Ya, aku paham itu, pasti Mas Nando ingin menjaga agar tubuhnya tetap terbentuk sempurna, jadi sebisa mungkin ia hindari makanan yang mengandung banyak karbo di pagi hari, sangat beda denganku yang minus dalam menjaga penampilan. Aku lebih suka diriku terlihat apa adanya, dengan penuh kesederhanaan ini, aku sadar aku pasti sangat jauh di bawah Alesha pacar Mas Nando.

"Apakah mungkin suamiku bisa mencintai kesederhanaanku ini?" Kata-kata itulah yang saat ini terlintas di pikiranku.

"Baiklah,” ucapku dengan singkat sembari menaruh sedikit bubur di dalam mangkuk kecil yang langsung aku berikan ke tangan Mas Nando.

"Terima kasih," ucapnya dengan lembut sembari melempar senyum ke arahku, kuperhatikan senyuman itu semakin manis.

"Nak Nando, kok makan buburnya hanya sedikit?" tanya Paman Sam yang mendekati kami berdua.

"Nandini tambah lagi gih buburnya, masa cuma sedikit begitu, buburnya juga masih banyak, kalau kurang nanti Paman ambilkan lagi, tenang saja Bibi hari ini masak buburnya lebih banyak," ujar Paman yang menyuruhku menambahkan bubur ayam lagi ke mangkuk yang sedang dipegang Mas Nando.

"Tidak usah, Paman, nanti kalau saya menginginkannya lagi saya bisa ambil sendiri kok, khawatir kekenyangan, makanya saya hanya meminta buburnya sedikit," sahut Mas Nando sembari melempar senyum ke arah Paman Sam yang berdiri di dekatnya.

"Ya sudah kalau begitu, Nak Nando jangan merasa sungkan ya, anggap saja rumah ini seperti rumah Nak Nando sendiri, Karena Nak Nando sudah menjadi bagian dari keluarga kami, jadi jangan merasa sungkan, kalau ada masalah bisa langsung minta tolong ke Paman, Paman siap membantu," ujar Paman sembari menepuk pundak Mas Nando

"Iya, Paman, terima kasih banyak," ucap Mas Nando sambil memulai menyendok bubur Ayamnya.

"Iya sama - sama. Makan yang banyak Nak Nando, kalau perlu nambah lagi gak apa-apa, tidak  perlu sungkan,  itu buburnya juga masih banyak," ucap Paman sembari melangkah ke belakang rumah untuk menemui ayah yang sedang asyik mengurus tanaman yang ada di belakang rumah.

"Baik, Paman, nanti kalau masih lapar bisa nambah lagi," ucap Mas Nando sembari tersenyum tipis.

"Gimana Mas, enak buburnya?" tanyaku sembari melepaskan rasa canggung.

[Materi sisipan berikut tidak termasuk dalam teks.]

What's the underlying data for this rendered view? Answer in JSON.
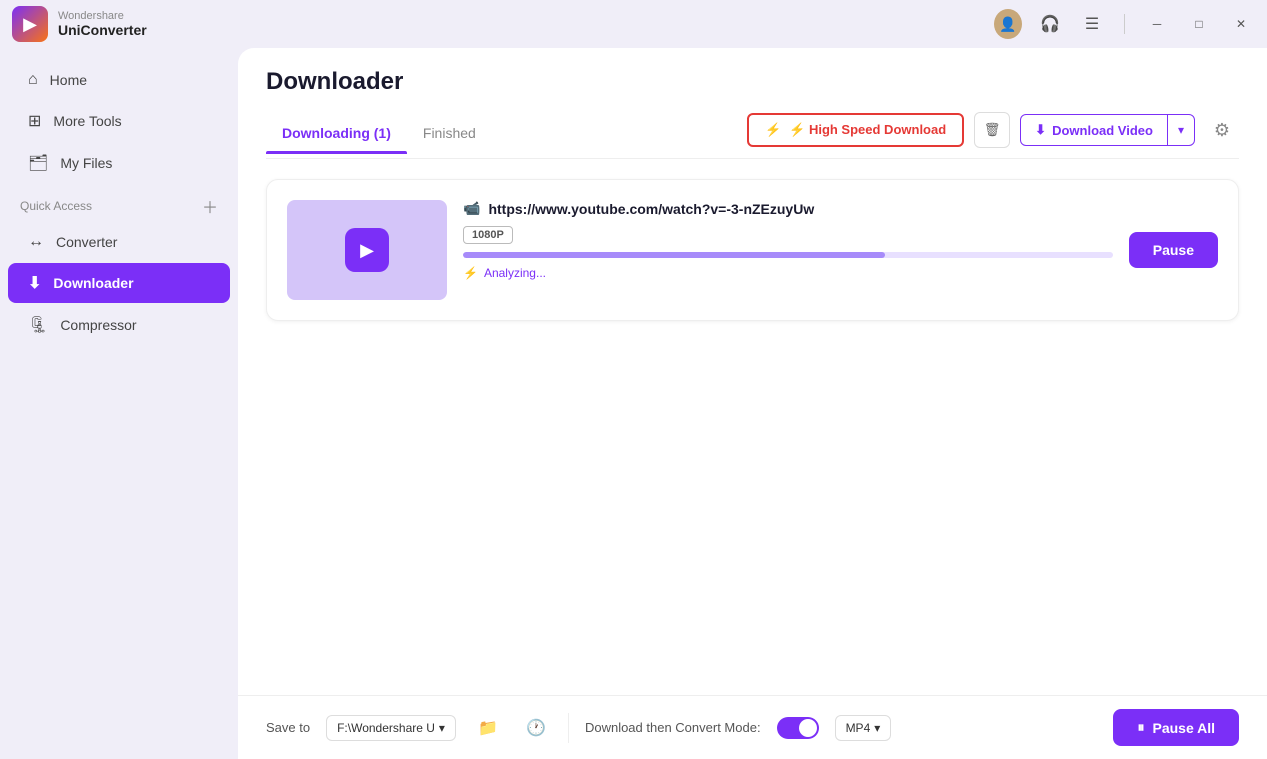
{
  "app": {
    "name": "Wondershare",
    "subtitle": "UniConverter",
    "logo_char": "▶"
  },
  "titlebar": {
    "icons": [
      "avatar",
      "headset",
      "menu"
    ],
    "window_controls": [
      "minimize",
      "maximize",
      "close"
    ]
  },
  "sidebar": {
    "nav_items": [
      {
        "id": "home",
        "label": "Home",
        "icon": "⌂",
        "active": false
      },
      {
        "id": "more-tools",
        "label": "More Tools",
        "icon": "⊞",
        "active": false
      },
      {
        "id": "my-files",
        "label": "My Files",
        "icon": "🗂",
        "active": false
      }
    ],
    "quick_access_label": "Quick Access",
    "quick_access_items": [
      {
        "id": "converter",
        "label": "Converter",
        "icon": "↔",
        "active": false
      },
      {
        "id": "downloader",
        "label": "Downloader",
        "icon": "📥",
        "active": true
      },
      {
        "id": "compressor",
        "label": "Compressor",
        "icon": "🗜",
        "active": false
      }
    ]
  },
  "content": {
    "page_title": "Downloader",
    "tabs": [
      {
        "id": "downloading",
        "label": "Downloading (1)",
        "active": true
      },
      {
        "id": "finished",
        "label": "Finished",
        "active": false
      }
    ],
    "toolbar": {
      "high_speed_label": "⚡ High Speed Download",
      "delete_icon": "🗑",
      "download_video_label": "Download Video",
      "download_icon": "⬇",
      "settings_icon": "⚙"
    },
    "download_items": [
      {
        "url": "https://www.youtube.com/watch?v=-3-nZEzuyUw",
        "quality": "1080P",
        "progress": 65,
        "status": "Analyzing...",
        "action_label": "Pause"
      }
    ]
  },
  "bottom_bar": {
    "save_to_label": "Save to",
    "save_path": "F:\\Wondershare U",
    "convert_mode_label": "Download then Convert Mode:",
    "format": "MP4",
    "pause_all_label": "Pause All",
    "pause_icon": "⏸"
  }
}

"Iya, lumayan enak kok, jadi kamu setiap pagi makan bubur ini?"

"Iya Mas," jawabku dengan singkat.

"Kamu tidak takut gemuk?" tanya Mas Nando menatapku heran. Mungkin ia pikir aku yang setiap pagi selalu makan banyak Karbo, tapi badanku tetap saja terlihat langsing.

"Kenapa harus takut Mas, asalkan rajin olahraga juga tidak akan gemuk kok," ucapku sembari menatapnya lembut.

"Iya, juga sih, tapi biasanya 'kan wanita itu selalu ribet soal urusan berat badan, dan cenderung ingin diet, seperti halnya Alesha, padahal menurut saya tubuhnya itu bagus, dia tinggi dengan tubuh yang cukup langsing. Namun, sedikit berisi."

"Menurut saya tubuhnya itu pas banget dengan tinggi badan yang dia miliki, tapi entah kenapa selalu saja dia ribet dengan postur tubuhnya dan seperti tidak percaya diri gitu, enggak seperti kamu gini yang selalu terlihat percaya diri, padahal menurut saya makanan yang kamu makan cukup banyak juga, tapi kok malah kamu sendiri tidak ribet dengan berat badan," ujar Mas Nando yang kata-katanya itu tiba-tiba membuat nafsu makanku hilang.

Padahal bubur ayam buatan Bibi yang sedari tadi ingin aku makan. Namun, kini nafsu makanku terasa hilang begitu saja, karena Mas Nando menyebut nama Alesha, wanita yang membuatku penasaran seperti apakah wanita yang dicintai oleh Mas Nando.

"Ya, bedalah, Mas, mungkin Mbak Alesha ingin selalu terlihat cantik dan menawan di hadapan semua orang, terutama kamu, Mas. Nah, sedangkan aku 'kan memang orangnya sederhana, aku hanya mencoba untuk selalu bersyukur dengan anugerah yang Allah berikan kepadaku, fisik yang bagus itu 'kan juga anugerah Mas," ucapku dengan mencoba tetap terlihat tenang, meski perkataan Mas Nando barusan cukup membuat hatiku merasa sedikit nyeri.

"Iya juga sih, kamu benar," ucap Mas Nando singkat sambil memperhatikanku. Aku pun tertunduk malu.